Whitelisting rules for alerts
Alerts are generated based on default rules specified in the Seqrite EDR engine and displayed on the dashboard. You may come across some alerts that are triggered by valid activity in your network. A whitelisted rule allows you to specify a combination of parameters to whitelist the generated alerts. Any alert that matches the whitelisted rule becomes visible under the “Whitelisted alerts view” tab. You can add the corresponding alert conditions to the Whitelist rules so that future alerts and same old alerts based on the file execution or activity under that rule are no longer displayed on the Regular Alerts dashboard view. These alerts are then listed under the Whitelisted Alerts.
Adding an alert rule to Whitelisted rules
-
- On the dashboard, in the right panel, click the alert for which you want to Whitelist the corresponding rule.

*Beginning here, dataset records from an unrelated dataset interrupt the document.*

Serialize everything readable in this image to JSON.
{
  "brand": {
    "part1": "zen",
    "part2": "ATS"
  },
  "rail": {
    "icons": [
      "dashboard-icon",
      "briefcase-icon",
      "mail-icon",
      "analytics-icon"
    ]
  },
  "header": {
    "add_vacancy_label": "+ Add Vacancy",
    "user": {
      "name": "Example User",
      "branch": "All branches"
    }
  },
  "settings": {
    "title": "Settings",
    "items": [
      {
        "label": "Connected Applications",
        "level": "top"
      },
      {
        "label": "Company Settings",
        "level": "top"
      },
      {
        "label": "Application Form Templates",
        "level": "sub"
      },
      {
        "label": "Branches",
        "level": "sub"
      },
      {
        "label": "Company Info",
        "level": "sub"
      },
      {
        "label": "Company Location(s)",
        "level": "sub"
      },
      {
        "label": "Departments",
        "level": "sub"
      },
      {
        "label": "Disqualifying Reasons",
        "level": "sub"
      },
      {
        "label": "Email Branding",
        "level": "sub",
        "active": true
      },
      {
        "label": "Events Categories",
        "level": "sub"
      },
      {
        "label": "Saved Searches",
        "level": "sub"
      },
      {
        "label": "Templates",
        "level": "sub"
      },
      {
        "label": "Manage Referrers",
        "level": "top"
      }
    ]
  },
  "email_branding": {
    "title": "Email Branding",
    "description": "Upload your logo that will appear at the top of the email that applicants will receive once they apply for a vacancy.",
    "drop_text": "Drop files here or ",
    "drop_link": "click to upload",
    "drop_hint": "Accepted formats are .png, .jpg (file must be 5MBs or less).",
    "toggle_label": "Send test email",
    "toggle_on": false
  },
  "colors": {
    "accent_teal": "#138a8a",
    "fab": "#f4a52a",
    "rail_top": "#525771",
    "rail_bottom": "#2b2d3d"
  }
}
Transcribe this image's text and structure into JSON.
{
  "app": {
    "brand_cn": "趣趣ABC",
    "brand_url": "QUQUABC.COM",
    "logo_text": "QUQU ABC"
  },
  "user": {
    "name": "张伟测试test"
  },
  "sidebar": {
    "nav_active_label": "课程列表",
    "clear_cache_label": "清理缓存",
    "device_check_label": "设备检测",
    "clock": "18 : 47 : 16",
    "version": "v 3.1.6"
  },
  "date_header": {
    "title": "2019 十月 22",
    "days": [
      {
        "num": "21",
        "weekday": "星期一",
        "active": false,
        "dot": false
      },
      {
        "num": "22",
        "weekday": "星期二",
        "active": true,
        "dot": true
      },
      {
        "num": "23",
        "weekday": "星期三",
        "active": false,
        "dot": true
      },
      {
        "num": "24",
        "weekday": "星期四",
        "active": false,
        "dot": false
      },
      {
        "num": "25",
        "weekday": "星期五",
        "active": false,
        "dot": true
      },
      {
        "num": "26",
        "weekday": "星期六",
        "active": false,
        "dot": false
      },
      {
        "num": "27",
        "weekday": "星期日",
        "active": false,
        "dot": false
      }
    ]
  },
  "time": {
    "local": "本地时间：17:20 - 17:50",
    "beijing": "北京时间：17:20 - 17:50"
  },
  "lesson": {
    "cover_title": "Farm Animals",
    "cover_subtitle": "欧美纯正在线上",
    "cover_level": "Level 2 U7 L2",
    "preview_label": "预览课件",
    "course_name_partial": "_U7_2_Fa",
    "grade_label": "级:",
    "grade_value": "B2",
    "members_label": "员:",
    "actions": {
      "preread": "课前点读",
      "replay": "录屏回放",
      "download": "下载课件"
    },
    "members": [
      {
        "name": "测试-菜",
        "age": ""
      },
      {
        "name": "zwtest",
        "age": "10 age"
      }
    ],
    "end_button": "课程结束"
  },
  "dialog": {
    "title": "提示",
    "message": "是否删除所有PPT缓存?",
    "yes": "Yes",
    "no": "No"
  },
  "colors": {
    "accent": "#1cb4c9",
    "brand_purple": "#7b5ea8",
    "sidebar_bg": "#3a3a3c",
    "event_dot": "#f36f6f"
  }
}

- The Alert Analysis view opens. The right pane displays the details for the selected process or any other processes.
- Click Add to Whitelist.
- In the Add to Whitelist dialog, enter a name for the Whitelisted rule.
- Select the parameters as required from the displayed parameters. The parameters will appear depending upon the process.
- The Rule Query preview pane shows the corresponding rule query that would be Whitelisted.
- Click Done to save the rule to the Whitelisted Rules.
You can view the rule under Whitelist Rules tab on the Rules page. Alerts generated for this rule would be available under the Whitelisted Alerts only. You can sort the Whitelisted Rules by Timestamp.
You can delete the Whitelist Rule with the help of the Delete icon.
Note: ☛
Automatic alert correlation to the incident is not applicable for White-listed Alerts.